The council, Hansen said, was advised to see if excess energy was possible. After studying the B. Stanley Pons and Martin Fleischmann cold fusion experiment, the council unanimously voted to allocate $5 million for further cold fusion experiments. Now, the council oversees the use of the funds and reports developments to the Legislature.

As a council member, Hansen said he has received pressure from both sides of the issue. Since Pons' and Fleischmann's announcement, Hansen said lots of people have wanted to get involved. Recently, he was even put on the mailing list of the Flat Earth people.

"Hours have been spent on the phone being told not to vote this money and then being told to vote this money," he said.

"Some people have changed their minds about cold fusion, but in general the world is in a holding pattern," Hansen said. "The world is divided right down the middle. It will be interesting to see how it all shuffles out."

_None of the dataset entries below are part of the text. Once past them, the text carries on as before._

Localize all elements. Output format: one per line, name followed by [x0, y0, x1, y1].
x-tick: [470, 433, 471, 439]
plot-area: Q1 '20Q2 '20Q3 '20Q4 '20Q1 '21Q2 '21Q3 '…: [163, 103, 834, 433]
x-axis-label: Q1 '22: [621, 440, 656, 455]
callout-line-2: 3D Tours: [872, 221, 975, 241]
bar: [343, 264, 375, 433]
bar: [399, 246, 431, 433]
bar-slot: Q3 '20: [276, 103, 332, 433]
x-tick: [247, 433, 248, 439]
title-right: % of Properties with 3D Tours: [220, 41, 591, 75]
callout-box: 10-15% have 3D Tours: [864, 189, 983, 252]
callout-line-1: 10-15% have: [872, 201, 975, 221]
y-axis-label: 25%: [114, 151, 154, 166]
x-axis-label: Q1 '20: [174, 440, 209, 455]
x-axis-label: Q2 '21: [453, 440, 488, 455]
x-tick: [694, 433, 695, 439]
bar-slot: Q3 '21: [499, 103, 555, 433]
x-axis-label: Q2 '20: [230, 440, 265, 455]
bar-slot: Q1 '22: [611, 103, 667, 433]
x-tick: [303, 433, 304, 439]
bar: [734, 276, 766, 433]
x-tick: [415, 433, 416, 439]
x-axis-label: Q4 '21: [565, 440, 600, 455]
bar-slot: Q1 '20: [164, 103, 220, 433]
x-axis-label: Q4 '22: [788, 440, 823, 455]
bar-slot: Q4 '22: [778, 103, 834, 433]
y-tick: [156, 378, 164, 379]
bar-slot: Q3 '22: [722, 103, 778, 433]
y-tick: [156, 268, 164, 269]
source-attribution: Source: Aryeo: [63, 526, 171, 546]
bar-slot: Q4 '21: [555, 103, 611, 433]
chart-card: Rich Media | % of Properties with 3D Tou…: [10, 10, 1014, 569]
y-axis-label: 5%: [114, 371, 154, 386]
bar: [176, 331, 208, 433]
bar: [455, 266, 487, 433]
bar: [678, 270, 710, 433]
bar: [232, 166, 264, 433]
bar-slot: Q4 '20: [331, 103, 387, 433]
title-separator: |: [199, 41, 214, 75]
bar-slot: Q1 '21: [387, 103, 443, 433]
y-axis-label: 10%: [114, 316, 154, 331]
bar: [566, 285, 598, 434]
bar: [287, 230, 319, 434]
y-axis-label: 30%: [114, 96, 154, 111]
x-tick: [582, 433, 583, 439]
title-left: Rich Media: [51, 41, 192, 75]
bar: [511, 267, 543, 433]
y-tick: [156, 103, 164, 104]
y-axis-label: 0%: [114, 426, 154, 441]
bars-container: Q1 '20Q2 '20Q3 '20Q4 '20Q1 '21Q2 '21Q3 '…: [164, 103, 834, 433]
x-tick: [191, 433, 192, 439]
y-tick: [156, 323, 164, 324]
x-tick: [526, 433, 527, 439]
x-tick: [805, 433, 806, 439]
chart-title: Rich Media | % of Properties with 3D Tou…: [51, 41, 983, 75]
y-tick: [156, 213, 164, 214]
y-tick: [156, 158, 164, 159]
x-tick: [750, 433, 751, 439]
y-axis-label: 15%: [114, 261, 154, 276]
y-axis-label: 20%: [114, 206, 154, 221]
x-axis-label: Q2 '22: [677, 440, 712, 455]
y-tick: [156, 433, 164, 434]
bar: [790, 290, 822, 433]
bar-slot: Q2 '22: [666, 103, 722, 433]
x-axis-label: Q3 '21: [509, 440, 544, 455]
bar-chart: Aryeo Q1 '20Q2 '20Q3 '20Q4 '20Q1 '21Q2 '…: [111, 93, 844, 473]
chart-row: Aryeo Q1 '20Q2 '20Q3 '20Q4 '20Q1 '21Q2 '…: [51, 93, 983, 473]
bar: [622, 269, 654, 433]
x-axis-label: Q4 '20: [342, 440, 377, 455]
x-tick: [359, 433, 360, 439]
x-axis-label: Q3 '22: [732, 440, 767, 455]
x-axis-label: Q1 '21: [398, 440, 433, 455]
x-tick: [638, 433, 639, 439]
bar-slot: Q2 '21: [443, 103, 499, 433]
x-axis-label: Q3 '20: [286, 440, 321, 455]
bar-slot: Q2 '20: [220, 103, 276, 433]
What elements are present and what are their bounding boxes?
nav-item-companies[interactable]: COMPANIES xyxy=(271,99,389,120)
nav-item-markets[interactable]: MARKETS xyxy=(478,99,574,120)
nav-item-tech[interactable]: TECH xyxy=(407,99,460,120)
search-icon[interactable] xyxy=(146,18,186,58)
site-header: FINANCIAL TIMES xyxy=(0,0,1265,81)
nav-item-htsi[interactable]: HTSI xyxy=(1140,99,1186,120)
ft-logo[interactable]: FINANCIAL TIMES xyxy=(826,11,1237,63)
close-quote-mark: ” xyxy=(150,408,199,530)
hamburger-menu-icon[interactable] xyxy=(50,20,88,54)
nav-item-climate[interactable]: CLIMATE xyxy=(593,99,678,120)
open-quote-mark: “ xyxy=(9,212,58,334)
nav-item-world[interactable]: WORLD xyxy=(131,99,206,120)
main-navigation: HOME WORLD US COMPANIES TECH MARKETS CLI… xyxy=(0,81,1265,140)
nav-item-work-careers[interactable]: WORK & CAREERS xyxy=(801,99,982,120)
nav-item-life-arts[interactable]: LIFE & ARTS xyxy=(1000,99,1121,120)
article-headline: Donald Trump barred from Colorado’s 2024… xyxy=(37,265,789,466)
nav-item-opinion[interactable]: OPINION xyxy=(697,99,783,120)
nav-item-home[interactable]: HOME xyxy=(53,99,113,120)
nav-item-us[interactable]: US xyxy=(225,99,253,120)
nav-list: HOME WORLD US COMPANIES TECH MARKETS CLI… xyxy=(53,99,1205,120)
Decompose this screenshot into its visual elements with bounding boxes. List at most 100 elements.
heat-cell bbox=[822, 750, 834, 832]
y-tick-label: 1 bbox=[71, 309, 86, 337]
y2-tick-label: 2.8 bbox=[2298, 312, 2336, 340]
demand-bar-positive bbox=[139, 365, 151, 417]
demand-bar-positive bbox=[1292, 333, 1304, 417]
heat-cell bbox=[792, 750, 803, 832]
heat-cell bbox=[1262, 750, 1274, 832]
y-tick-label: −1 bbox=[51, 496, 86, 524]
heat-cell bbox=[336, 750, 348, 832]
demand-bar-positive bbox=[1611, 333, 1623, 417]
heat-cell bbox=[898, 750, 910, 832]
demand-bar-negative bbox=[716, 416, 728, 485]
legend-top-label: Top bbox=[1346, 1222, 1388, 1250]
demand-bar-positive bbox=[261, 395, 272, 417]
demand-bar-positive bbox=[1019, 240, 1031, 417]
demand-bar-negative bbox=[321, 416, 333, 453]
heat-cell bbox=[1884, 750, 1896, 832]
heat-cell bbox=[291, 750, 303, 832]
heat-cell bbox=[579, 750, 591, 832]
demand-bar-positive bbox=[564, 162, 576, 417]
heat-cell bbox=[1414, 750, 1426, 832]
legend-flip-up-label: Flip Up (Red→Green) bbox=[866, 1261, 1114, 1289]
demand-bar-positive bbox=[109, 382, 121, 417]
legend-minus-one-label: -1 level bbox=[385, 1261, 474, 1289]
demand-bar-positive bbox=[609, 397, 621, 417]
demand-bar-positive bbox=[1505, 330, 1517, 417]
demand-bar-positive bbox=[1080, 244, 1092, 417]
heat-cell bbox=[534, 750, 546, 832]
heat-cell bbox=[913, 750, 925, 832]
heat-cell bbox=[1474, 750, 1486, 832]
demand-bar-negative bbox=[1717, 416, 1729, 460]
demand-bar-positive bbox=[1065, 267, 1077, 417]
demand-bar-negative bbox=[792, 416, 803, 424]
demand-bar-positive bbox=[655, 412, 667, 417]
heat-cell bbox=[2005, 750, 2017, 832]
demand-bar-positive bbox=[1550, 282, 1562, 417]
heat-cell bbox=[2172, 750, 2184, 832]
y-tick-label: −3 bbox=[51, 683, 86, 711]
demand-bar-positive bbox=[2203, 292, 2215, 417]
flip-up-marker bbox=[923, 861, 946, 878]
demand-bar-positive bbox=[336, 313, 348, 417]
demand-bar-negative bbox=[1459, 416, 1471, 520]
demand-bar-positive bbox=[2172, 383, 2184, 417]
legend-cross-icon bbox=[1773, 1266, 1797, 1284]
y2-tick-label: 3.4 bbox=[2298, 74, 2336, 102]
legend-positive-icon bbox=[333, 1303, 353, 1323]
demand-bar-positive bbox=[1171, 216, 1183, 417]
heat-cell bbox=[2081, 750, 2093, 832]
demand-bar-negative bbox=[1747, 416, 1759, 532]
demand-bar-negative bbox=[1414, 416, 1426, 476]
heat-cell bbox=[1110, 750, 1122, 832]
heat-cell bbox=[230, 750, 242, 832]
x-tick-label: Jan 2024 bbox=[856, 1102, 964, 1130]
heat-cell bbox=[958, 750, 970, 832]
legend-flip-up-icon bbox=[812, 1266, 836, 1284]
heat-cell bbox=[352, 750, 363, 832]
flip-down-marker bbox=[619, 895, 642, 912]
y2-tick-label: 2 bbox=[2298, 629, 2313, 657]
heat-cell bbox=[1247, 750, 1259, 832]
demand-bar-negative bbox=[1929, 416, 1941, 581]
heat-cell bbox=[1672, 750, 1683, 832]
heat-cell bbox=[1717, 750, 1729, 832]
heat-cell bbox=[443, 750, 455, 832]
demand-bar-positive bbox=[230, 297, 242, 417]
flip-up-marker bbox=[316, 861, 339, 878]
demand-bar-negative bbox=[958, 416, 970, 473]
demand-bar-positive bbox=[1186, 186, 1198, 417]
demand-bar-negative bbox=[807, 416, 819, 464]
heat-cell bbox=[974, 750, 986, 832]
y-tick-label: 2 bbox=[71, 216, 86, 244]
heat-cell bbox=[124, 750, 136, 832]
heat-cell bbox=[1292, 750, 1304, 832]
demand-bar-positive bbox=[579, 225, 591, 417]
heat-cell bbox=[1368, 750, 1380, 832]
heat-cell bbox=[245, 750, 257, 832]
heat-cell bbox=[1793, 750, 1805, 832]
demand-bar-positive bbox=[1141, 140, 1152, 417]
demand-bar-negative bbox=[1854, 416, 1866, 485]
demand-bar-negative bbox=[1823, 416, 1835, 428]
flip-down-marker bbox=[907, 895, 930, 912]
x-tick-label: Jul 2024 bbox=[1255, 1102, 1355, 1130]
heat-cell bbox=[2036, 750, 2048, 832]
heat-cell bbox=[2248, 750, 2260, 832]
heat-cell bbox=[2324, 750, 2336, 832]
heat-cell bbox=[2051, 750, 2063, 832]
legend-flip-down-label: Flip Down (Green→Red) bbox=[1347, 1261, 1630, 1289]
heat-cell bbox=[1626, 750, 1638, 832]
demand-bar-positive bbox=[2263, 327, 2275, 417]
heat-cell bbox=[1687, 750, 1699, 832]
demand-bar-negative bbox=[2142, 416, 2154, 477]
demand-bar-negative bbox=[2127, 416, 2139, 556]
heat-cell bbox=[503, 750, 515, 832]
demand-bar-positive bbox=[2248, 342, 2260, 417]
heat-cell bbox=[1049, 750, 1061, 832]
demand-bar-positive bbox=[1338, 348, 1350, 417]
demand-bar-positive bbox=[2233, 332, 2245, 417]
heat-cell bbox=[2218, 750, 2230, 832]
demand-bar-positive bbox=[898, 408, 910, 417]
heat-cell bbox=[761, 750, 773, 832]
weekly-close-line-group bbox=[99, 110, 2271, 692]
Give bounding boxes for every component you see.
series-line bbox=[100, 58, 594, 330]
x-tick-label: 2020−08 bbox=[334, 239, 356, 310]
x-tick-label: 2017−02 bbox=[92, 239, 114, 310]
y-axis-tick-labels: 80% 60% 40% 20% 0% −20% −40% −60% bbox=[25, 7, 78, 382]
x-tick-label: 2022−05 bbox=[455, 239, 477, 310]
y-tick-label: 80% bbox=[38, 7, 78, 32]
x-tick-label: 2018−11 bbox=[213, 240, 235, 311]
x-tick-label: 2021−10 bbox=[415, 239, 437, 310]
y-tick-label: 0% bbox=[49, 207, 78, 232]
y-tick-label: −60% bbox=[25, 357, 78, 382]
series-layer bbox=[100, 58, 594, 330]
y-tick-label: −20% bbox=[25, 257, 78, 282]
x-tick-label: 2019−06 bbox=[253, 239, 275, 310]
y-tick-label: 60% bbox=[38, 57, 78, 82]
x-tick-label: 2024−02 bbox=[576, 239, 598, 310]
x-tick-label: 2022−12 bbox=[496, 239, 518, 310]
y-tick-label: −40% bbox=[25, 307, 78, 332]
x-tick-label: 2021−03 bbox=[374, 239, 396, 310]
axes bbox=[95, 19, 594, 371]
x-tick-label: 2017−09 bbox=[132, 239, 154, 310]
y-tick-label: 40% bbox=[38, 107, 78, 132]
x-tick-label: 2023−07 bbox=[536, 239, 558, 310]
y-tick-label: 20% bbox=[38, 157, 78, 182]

People choose not to believe in Pons' and Fleischmann's cold fusion mainly because "from all known nuclear theory and experiments, it is impossible," he said. Others simply say it is too good to be true. Many scientists do not believe in fusion because all major efforts to duplicate the work and to find fusion products have failed.

"Some do not believe because the wrong people made the discovery," he said. "They (Pons and Fleischmann) are well-known, competent scientists, but not well-known nuclear scientists. They are not even physicists."

Another reason people are against cold fusion is the belief that it is an affront to honored theories about how nuclear reactions proceed, Hansen said.

There are also several reasons others are choosing the pro side. He said the main reason is that the excess heat found in the experiment cannot be explained chemically, so some figure it must be nuclear. And that excess heat has been confirmed by other labs.

"I think what is being observed probably is cold fusion and if so, gradual understanding of the process will bring major new understandings of nuclear physics in condensed matter," he said.

Hansen said that even if the Pons/Fleischmann effect does not have a direct product of significant energy, perhaps further research will discover one.

"It may not be just a phenomenon but a whole realm of phenomena."

Hansen also warned that no experiment should be called false simply because it does not fit current scientific theories. That is "scientific chauvinism," he said.